Young Man Playing Football
- Date:
- late 1760s
- Medium:
- color woodblock print
- Source:
- Cleveland Museum of Art
Description
Young Man Playing Football, dated about 1760 in the Cleveland Museum of Art's collection, captures the courtly game of kemari — a hereditary kickball pastime descended from Heian aristocratic practice — as adapted by Suzuki Harunobu to the visual vocabulary of his Edo audience. A slender youth, elegantly dressed in patterned robes, stands in mid-stride beneath a sky of empty paper, his attention fixed on the leather ball as he extends one foot to keep it aloft.
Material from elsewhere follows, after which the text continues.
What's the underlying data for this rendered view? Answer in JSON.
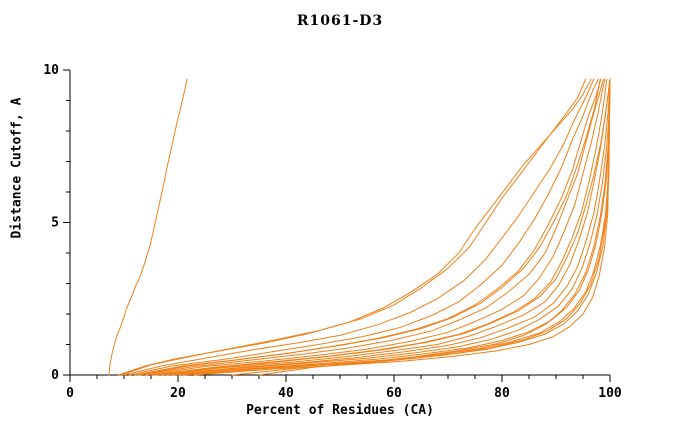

The print belongs to Harunobu's earlier output, just before the full polychrome nishiki-e revolution of 1765, and shows him already pushing toward the soft palette and graceful linearity that would soon define his style. Although kemari was a male pursuit associated with courtly nobility, Harunobu treats the figure with the same sweetened, androgynous beauty he gave the women of his Edo bijin-ga, blurring the line between portraiture and idealization. Cleveland's example preserves the controlled pigments and crisp keyblock that allow the textile patterns to read as both ornament and indicator of social poise. By isolating a single playful gesture against an undecorated ground, Suzuki Harunobu emphasizes the body's balance and the slow, deliberate rhythm of the sport, giving viewers a glimpse of how classical pastimes were imagined and consumed within Edo's print culture.